The three studies from the US that consider housing stability report a significant positive effect. No significant effect was found in the study in the Netherlands. The evidence suggests that the intervention may be effective in the US, but may not work elsewhere if existing services are more comprehensive.
One study from the US found no effect and one other reported a positive effect. The study from the Netherlands found positive effects on family support, and on social support only for those with low prior support. No clear conclusion is possible from the current evidence.
If you are implementing a case management service, ensure your team are:
Encourage staff to use a range of means to contact service users, including text, email and phone for those who find face-to-face meetings hard. This will help you and your team identify which strategies might work best.
Enable staff to spend sufficient time on each service user to ensure each person gets the support they need. Unrealistic caseloads will impact on service quality.
Ensure that all procedures are designed with the user journey in mind. The service users’ perspective should guide the set up of all processes, systems, case recording etc.
Working together with other agencies enables service users outcomes that would not be possible working independently. Multidisciplinary and partnership working is critical to identifying and engaging service users, sustaining tenancies, retaining contact and supporting service users after they have left the project. Consider carefully how data will be collected and shared.
Ensure service users have access to support for non-housing issues, such as employment, parenting, and health (including addiction and mental ill health). Addressing these needs increases the chances that the intervention will succeed, through improving trust and engagement in the programme.

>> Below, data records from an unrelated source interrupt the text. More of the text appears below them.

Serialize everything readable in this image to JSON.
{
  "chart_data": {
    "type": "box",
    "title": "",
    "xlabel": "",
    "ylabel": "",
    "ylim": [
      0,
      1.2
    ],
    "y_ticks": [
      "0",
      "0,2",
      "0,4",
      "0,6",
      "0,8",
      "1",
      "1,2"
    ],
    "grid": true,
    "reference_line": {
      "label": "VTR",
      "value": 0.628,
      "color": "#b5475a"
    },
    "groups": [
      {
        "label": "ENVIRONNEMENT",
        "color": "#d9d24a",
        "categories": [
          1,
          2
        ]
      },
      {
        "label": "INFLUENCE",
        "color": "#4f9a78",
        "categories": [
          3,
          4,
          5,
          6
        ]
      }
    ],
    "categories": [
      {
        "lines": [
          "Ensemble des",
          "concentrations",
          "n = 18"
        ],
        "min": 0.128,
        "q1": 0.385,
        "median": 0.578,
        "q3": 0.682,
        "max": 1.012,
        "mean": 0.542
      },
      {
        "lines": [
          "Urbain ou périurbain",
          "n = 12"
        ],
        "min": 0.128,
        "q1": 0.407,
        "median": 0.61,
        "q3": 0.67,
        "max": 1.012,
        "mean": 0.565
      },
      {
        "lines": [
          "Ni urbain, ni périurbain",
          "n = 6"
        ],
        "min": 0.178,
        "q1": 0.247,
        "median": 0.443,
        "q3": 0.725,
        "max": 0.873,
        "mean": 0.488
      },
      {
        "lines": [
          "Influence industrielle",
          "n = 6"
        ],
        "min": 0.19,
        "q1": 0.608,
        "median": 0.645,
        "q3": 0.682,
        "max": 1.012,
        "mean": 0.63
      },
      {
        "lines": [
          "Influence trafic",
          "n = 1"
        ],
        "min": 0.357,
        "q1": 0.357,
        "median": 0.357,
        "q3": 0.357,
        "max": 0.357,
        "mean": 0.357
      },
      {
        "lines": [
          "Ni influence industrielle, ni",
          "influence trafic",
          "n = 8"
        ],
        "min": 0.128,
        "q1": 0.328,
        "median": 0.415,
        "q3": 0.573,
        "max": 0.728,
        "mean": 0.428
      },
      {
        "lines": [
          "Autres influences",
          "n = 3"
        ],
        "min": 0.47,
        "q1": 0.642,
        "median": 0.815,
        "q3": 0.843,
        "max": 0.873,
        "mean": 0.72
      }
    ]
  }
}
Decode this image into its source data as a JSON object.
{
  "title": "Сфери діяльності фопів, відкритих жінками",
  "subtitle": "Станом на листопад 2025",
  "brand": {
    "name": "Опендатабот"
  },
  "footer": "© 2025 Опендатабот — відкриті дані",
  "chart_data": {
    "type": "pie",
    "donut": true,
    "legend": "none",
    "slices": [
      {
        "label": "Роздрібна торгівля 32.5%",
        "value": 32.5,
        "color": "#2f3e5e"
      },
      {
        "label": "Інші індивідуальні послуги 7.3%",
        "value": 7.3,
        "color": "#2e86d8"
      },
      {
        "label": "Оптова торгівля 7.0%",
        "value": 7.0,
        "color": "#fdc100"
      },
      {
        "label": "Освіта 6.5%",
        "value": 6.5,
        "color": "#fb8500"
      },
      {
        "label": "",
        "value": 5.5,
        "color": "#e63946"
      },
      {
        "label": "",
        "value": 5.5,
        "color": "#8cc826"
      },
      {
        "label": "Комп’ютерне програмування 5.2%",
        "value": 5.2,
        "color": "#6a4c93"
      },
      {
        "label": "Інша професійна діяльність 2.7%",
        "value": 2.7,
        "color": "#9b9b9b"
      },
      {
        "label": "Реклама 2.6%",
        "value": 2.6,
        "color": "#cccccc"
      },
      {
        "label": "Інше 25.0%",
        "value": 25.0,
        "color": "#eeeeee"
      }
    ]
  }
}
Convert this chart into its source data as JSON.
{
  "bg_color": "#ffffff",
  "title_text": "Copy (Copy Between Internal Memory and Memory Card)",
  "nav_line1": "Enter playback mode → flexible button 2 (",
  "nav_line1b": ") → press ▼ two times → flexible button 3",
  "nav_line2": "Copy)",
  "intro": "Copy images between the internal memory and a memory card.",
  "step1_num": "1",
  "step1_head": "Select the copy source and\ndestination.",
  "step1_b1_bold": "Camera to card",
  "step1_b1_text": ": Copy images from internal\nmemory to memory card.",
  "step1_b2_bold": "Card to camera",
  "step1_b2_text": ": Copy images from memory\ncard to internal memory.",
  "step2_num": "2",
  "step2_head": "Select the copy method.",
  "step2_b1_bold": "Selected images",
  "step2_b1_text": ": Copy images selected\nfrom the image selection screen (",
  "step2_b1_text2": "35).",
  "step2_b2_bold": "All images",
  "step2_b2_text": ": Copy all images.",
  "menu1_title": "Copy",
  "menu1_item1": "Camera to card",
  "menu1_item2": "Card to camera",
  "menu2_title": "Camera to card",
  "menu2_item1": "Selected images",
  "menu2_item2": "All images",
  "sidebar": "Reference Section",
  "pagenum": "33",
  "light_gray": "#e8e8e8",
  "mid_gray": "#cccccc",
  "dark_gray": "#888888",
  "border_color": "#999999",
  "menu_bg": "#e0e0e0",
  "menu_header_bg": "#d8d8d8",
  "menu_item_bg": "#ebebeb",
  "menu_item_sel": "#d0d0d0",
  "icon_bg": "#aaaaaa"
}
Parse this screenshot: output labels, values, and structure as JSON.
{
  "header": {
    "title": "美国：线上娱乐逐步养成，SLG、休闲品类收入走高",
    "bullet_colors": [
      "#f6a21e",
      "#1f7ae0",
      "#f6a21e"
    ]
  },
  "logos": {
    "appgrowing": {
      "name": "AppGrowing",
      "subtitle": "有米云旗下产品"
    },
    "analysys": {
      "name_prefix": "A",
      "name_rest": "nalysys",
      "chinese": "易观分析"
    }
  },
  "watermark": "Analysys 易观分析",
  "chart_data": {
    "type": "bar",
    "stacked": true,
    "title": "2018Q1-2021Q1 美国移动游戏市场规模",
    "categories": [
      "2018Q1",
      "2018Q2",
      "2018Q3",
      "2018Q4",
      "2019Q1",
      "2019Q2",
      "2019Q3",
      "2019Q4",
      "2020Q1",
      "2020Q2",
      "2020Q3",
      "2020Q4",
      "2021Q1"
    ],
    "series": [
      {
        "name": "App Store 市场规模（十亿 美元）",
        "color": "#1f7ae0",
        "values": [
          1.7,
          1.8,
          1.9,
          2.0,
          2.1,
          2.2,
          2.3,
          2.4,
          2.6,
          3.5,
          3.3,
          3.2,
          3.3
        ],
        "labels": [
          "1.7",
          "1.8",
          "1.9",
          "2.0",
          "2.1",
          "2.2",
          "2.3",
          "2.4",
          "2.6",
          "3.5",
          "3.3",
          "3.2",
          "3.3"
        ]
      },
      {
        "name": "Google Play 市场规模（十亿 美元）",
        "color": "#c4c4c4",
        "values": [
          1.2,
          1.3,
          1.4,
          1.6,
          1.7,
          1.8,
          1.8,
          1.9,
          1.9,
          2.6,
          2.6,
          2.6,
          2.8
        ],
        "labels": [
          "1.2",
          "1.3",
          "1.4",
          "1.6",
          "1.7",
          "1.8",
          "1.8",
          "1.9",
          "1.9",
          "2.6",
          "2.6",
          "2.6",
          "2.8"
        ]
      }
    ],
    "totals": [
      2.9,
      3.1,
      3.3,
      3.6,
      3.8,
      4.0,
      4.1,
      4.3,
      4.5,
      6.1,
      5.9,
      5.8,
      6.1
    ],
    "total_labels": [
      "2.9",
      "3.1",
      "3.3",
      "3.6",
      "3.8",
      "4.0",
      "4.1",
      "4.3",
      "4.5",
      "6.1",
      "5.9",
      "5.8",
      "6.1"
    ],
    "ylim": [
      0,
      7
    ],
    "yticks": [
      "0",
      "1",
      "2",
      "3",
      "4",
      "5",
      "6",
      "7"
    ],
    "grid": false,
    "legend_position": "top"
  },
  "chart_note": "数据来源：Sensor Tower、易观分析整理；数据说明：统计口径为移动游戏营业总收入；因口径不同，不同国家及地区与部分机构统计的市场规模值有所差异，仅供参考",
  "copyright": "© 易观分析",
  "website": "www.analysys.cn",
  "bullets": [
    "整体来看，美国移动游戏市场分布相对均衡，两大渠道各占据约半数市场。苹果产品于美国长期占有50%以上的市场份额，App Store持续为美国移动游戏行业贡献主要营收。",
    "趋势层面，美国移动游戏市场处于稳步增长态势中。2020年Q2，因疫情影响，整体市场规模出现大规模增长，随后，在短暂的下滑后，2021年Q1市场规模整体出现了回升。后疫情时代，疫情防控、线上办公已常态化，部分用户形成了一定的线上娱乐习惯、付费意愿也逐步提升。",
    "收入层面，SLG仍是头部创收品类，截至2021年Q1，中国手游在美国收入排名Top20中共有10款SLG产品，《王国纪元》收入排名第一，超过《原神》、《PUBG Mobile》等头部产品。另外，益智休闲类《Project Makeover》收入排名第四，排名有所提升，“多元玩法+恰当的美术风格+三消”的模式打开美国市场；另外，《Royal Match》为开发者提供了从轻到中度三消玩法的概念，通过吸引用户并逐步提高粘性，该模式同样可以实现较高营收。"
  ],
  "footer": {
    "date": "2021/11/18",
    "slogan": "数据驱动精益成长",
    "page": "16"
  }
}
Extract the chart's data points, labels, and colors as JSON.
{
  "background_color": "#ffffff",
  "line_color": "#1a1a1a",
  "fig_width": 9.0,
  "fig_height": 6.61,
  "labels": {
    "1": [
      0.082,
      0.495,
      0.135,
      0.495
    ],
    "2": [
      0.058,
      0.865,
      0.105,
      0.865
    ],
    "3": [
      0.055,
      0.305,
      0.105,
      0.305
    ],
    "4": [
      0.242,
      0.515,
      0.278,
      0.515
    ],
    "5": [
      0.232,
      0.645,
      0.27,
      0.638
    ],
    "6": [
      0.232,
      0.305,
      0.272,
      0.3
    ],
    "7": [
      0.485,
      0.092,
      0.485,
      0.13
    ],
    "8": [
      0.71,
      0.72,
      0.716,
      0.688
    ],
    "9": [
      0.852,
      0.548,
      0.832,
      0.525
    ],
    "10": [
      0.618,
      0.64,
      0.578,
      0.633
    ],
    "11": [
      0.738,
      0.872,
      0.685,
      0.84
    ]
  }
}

An important consideration is the availability of suitable, affordable housing. Many private landlords will initially be reluctant to rent to case management service users but some can be persuaded; compare different communication approaches and evaluate what works. If there are no suitable options for longer-term accommodation, your team will need to consider the most appropriate interim short-term housing plan for each service user.
Ensure staff manage the expectations of service users around housing; the housing that is likely to be available and affordable to them will often be of poorer quality. One strategy can be to encourage them to think of their housing as a ‘stepping stone’ to improved life chances.